Because in some places it hasn’t hit yet, but everybody’s talking about, “It’s coming, it’s coming. It’s this week away.” It’s like being in the beginning of a horror film where the set and the characters have all been set up, but the action is yet to start or it’s just starting slowly and you know that you’re going to get really, really scared. So in the process of grief you have different stages and different ways that people react. Now these are not linearly laid out. People go back and forth with each other and inside themselves or in their community. So you have the people at first that are getting into gear and began stockpiling and began preparing and knew it very early on. They kind of knew something bad is happening and you had the other people that were considered in denial. Why?

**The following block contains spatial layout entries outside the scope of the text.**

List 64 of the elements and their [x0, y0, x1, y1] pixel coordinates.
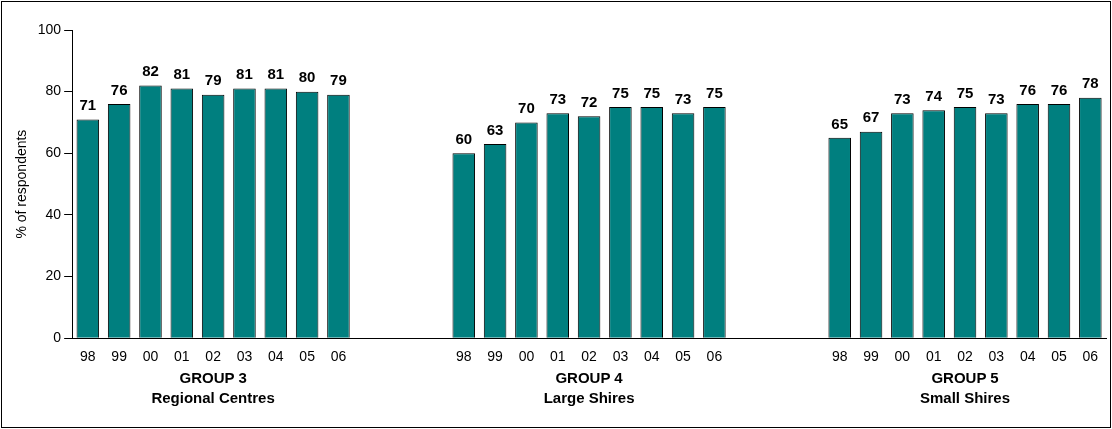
- x-tick-label: 01: [174, 348, 190, 365]
- data-label: 79: [204, 71, 222, 89]
- data-label: 82: [142, 62, 159, 80]
- data-label: 81: [267, 65, 285, 83]
- data-label: 78: [1081, 74, 1099, 92]
- x-tick-label: 03: [612, 348, 629, 365]
- y-tick-label: 100: [37, 20, 62, 37]
- x-tick-label: 06: [706, 348, 723, 365]
- x-tick-label: 01: [549, 348, 566, 365]
- data-label: 73: [674, 89, 692, 107]
- x-tick-label: 06: [1082, 348, 1099, 365]
- data-label: 70: [518, 99, 535, 117]
- data-label: 75: [643, 83, 661, 101]
- x-tick-label: 05: [299, 348, 316, 365]
- x-tick-label: 98: [455, 348, 472, 365]
- x-tick-label: 00: [142, 348, 159, 365]
- data-label: 76: [1019, 80, 1037, 98]
- y-tick-label: 80: [45, 82, 62, 99]
- data-label: 72: [580, 92, 598, 110]
- data-label: 79: [330, 71, 347, 89]
- data-label: 81: [236, 65, 253, 83]
- x-tick-label: 05: [675, 348, 692, 365]
- data-label: 80: [298, 68, 316, 86]
- data-label: 65: [831, 114, 849, 132]
- data-label: 67: [862, 108, 880, 126]
- y-tick-label: 20: [45, 267, 62, 284]
- data-label: 73: [988, 89, 1005, 107]
- data-label: 75: [706, 83, 723, 101]
- data-label: 76: [1050, 80, 1068, 98]
- x-tick-label: 99: [111, 348, 128, 365]
- x-tick-label: 06: [330, 348, 347, 365]
- data-label: 81: [173, 65, 191, 83]
- x-tick-label: 02: [205, 348, 222, 365]
- x-tick-label: 05: [1051, 348, 1067, 365]
- x-tick-label: 03: [988, 348, 1005, 365]
- x-tick-label: 02: [957, 348, 974, 365]
- data-label: 73: [549, 89, 567, 107]
- data-label: 71: [79, 96, 97, 114]
- x-tick-label: 04: [268, 348, 284, 365]
- x-tick-label: 00: [894, 348, 911, 365]
- data-label: 73: [894, 89, 911, 107]
- x-tick-label: 98: [80, 348, 96, 365]
- x-tick-label: 99: [863, 348, 880, 365]
- x-tick-label: 04: [1019, 348, 1036, 365]
- text: GROUP 4 Large Shires: [543, 368, 635, 409]
- x-tick-label: 04: [643, 348, 660, 365]
- x-tick-label: 03: [236, 348, 253, 365]
- data-label: 74: [925, 86, 943, 104]
- y-axis-title: % of respondents: [13, 129, 30, 239]
- y-tick-label: 0: [53, 329, 62, 346]
- x-tick-label: 99: [487, 348, 504, 365]
- y-tick-label: 60: [45, 144, 62, 161]
- text: GROUP 5 Small Shires: [919, 368, 1011, 409]
- text: GROUP 3 Regional Centres: [151, 368, 275, 409]
- x-tick-label: 98: [831, 348, 848, 365]
- data-label: 75: [612, 83, 629, 101]
- x-tick-label: 02: [581, 348, 598, 365]
- data-label: 63: [486, 120, 504, 138]
- data-label: 60: [455, 129, 473, 147]
- x-tick-label: 01: [925, 348, 942, 365]
- y-tick-label: 40: [45, 205, 62, 222]
- data-label: 75: [956, 83, 974, 101]
- data-label: 76: [110, 80, 128, 98]
- x-tick-label: 00: [518, 348, 535, 365]
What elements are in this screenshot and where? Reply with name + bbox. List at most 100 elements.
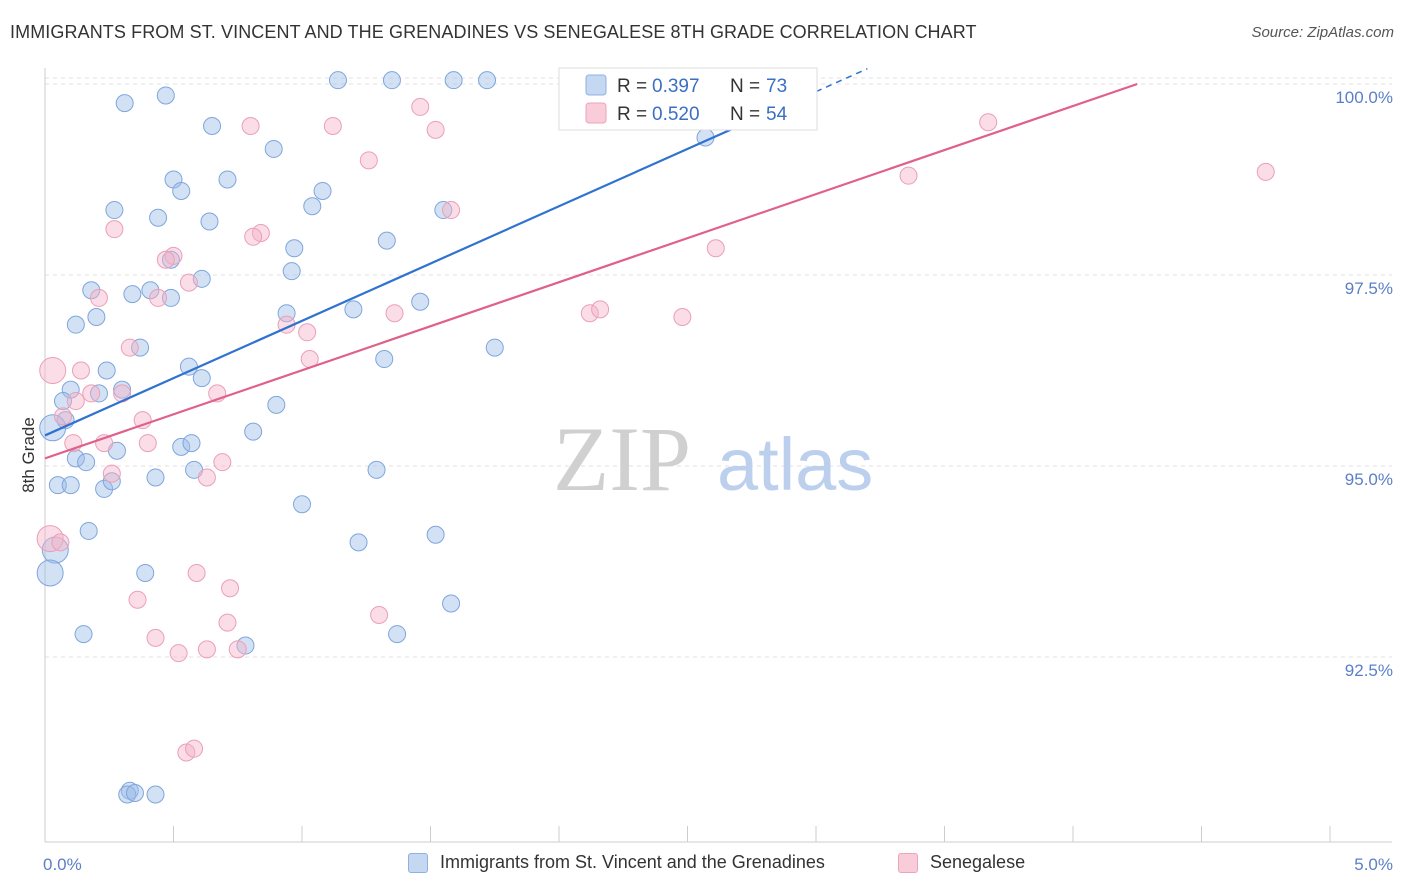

Because they said, “This isn’t happening here, this is happening elsewhere. This can’t be happening here.” And gradually people start to think, “Who is there? Where is the government? Where are the leaders? Where is the health, the med, the public health facilities and strategies worldwide that are meant to protect us against something like that?” And so then you have stages, denial, anger, bargaining. You bargain, you create order, you think you’re going to be super productive, you’re going to work much better, and then you realize that in fact your productivity is much lesser. People are all over the world, they’re working more and they’re producing less and they are using the very devices that used to keep us apart as the prime way to stay connected.

But at the end of the day they don’t really want to call somebody else because they’ve had it sitting at a screen and they are exhausted. People talk about feeling exhausted and part of the exhaustion is because you try to organize your life in practicalities and not think about the bigger issue, the bigger meaning of what is happening, which is we are vulnerable creatures and no matter how much toilet paper you bought, you can only protect yourself up to a certain point and that is a much more sombering, sad, less resilient American effort optimism kind of approach.